Le présent accord fera l’objet d’un dépôt dématérialisé à la Direction Régionale de l'Economie, de l'Emploi, du Travail et des Solidarités, via le site www.teleaccords.travail-emploi.gouv.fr.en deux exemplaires, dont une version intégrale et signée des parties sous format PDF et une version publiable et anonymisée (ne comportant pas les noms, prénoms, paraphes, signatures des personnes physiques) sous format docx.
Par ailleurs, et conformément aux dispositions de l’article D. 2231-2 du Code du travail, l’accord fera l’objet d’un dépôt au greffe du conseil de prud'hommes du lieu de conclusion.
Le présent accord sera tenu à la disposition des salariés de l’UES EURIAL auprès du service RH de chacun des établissements.
Fait à Nantes, le 15 novembre 2023
En 4 exemplaires originaux dont un remis à chacune des parties,
Pour les sociétés de l’UES EURIAL
xx
Pour
la CFE-CGC
xx Pour la
FGA - CFDT
xx
ANNEXE 1 – DEMANDE D’OUVERTURE D’UN COMPTE EPARGNE TEMPS
OBJET : Demande d’ouverture d’un Compte Epargne Temps
Madame, Monsieur,
En application des dispositions de l’accord EURIAL UES sur le Compte Epargne Temps en date du 15/11/2023, je souhaite ouvrir :
□ un Compte Epargne Temps « individuel », plafonné à 60 jours maximum
□ un Compte Epargne Temps « Retraite », plafonné à 100 jours maximum
J’ai bien noté que la décision d'affectation des différents éléments qui pourront servir à l'alimentation du compte devra être prise chaque année et portée à la connaissance de l'entreprise pour que celle-ci puisse assurer la comptabilisation et la gestion des éléments qui figureront dans le compte.
Veuillez agréer, Madame, Monsieur, l'expression de mes sentiments distingués.
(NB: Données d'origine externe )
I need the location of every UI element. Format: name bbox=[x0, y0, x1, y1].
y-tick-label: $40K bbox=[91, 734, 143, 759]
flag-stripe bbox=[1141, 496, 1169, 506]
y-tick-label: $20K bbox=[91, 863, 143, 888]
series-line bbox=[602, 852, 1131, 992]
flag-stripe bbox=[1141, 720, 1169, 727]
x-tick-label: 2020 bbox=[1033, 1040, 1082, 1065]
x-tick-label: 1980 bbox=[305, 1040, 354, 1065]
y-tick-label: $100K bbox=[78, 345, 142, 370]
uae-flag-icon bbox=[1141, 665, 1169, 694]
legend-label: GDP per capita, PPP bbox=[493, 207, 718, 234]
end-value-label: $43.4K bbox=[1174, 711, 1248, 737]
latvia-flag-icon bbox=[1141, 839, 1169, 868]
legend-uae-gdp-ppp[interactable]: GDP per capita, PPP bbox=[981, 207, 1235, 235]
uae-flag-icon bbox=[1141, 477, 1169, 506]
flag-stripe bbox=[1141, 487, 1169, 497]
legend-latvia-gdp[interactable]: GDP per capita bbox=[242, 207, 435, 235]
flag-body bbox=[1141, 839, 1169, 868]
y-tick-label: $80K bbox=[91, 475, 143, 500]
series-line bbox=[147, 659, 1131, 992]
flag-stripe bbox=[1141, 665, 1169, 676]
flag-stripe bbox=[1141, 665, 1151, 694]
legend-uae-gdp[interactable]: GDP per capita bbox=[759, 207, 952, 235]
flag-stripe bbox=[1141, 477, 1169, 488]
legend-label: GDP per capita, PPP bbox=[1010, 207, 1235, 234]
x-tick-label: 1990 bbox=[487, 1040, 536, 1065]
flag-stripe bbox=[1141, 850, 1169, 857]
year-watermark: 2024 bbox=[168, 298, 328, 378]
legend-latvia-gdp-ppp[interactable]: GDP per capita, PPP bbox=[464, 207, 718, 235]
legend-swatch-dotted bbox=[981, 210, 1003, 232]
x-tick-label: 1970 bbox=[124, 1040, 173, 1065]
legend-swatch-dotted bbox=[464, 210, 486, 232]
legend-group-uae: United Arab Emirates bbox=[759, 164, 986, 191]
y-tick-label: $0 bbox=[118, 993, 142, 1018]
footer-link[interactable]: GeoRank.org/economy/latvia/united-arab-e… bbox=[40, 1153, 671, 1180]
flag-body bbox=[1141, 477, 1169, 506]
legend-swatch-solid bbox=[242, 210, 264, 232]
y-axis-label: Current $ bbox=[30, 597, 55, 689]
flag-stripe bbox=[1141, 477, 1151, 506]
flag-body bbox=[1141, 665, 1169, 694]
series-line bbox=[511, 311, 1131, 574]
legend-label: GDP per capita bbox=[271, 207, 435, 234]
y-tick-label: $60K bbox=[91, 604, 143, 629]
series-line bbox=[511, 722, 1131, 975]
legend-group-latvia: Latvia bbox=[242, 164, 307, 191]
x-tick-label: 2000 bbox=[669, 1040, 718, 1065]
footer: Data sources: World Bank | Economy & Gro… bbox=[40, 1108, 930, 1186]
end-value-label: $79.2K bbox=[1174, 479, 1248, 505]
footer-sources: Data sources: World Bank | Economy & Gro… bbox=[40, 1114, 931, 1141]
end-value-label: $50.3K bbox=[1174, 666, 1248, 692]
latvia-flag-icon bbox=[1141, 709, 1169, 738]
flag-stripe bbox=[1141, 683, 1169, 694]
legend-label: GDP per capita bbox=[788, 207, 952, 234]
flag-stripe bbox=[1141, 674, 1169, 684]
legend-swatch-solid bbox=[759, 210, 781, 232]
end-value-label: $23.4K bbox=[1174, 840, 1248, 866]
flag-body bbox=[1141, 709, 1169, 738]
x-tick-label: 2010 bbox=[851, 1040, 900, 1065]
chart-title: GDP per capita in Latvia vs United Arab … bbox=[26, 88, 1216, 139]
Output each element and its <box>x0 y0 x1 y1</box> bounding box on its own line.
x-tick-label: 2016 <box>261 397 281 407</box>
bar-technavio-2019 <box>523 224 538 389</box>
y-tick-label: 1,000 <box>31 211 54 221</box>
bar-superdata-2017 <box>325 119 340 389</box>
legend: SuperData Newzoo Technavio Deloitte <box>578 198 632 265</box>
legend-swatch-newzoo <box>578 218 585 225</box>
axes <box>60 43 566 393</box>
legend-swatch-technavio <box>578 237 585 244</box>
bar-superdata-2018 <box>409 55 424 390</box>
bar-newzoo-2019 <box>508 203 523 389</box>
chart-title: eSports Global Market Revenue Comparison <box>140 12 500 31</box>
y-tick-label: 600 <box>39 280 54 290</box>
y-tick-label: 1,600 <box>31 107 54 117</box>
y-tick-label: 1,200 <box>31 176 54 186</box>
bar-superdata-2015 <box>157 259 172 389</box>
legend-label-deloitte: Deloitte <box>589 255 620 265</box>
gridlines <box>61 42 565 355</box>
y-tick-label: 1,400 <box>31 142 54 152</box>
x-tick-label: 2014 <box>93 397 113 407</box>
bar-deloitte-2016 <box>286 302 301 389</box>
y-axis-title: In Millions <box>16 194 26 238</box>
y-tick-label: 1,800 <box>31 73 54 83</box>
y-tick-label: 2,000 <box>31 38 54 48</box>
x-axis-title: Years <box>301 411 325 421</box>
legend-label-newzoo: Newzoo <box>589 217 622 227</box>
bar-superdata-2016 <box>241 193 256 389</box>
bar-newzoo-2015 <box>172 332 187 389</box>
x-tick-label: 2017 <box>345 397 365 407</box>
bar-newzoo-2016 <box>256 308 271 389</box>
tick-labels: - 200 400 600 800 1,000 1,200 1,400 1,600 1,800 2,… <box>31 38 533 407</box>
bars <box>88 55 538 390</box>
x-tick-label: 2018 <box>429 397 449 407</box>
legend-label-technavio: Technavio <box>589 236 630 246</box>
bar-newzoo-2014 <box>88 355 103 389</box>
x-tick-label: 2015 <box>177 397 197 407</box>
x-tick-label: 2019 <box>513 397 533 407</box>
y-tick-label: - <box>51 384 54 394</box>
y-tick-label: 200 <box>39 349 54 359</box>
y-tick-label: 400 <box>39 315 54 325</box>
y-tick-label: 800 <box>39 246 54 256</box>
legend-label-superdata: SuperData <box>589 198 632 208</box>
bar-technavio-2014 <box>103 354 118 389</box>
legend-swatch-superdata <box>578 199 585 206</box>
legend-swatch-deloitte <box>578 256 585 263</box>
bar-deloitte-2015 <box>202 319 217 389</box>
OBJET : Suivi des droits disponibles sur les Comptes Epargne Temps
Madame, Monsieur,
En application des dispositions de l’accord EURIAL UES sur le Compte Epargne Temps en date du 15/11/2023, vous trouverez ci-joint les droits disponibles sur vos Comptes Epargne Temps au XX/XX/20XX:
COMPTE EPARGNE TEMPS « INDIVIDUEL »
Solde disponible au 01/01/Année N X jours Nombre de jours ayant alimenté votre compte pendant l’année de référence : Jours de CP : X jours (Dont X jours issus de la 5eme semaine) Jours de repos : X jours Jours de RTT : X jours ½ PFA : X jours Jours de repos compensateurs de remplacement : X jours Droits utilisés pendant la période :
X jours
Solde disponible au 31/12/Année N : X jours
COMPTE EPARGNE TEMPS « RETRAITE »
Solde disponible au 01/01/Année N X jours Nombre de jours ayant alimenté votre compte pendant l’année de référence : Jours de CP : X jours (Dont X jours issus de la 5eme semaine) Jours de repos : X jours Jours de RTT : X jours ½ PFA : X jours
Ou PFA : X jours Indemnité temporaire dégressive : X jours Jours de repos compensateurs de remplacement : X jours Droits utilisés pendant la période : X jours Solde disponible au 31/12/Année N : X jours
Le Service des Ressources Humaines
ANNEXE 3 – GESTION DE LA TRANSITION ENTRE LES 2 DISPOSITIFS ANCIEN ET NOUVEAU
OBJET : Modalités de gestion de la transition vers le nouveau CET
Madame, Monsieur,
En application des dispositions de l’accord EURIAL UES sur le Compte Epargne Temps en date du 15/11/2023, vous trouverez ci-joint mon choix quant à la gestion de mon compte actuel :
Solde actuel : ……………………………………………………………………………….
□ OPTION 1 : Versement de l’ensemble des droits dans le CET « individuel » nouvellement créé, soit …… jours. Il est rappelé que le CET « Individuel » est plafonné à 60 jours.
□ OPTION 2 : Ventilation de l’ensemble des droits dans le CET « individuel » à hauteur de ….. jours et dans le CET « Retraite » à hauteur de …… jours. Il est rappelé que le CET « Retraite » est plafonné à 100 jours.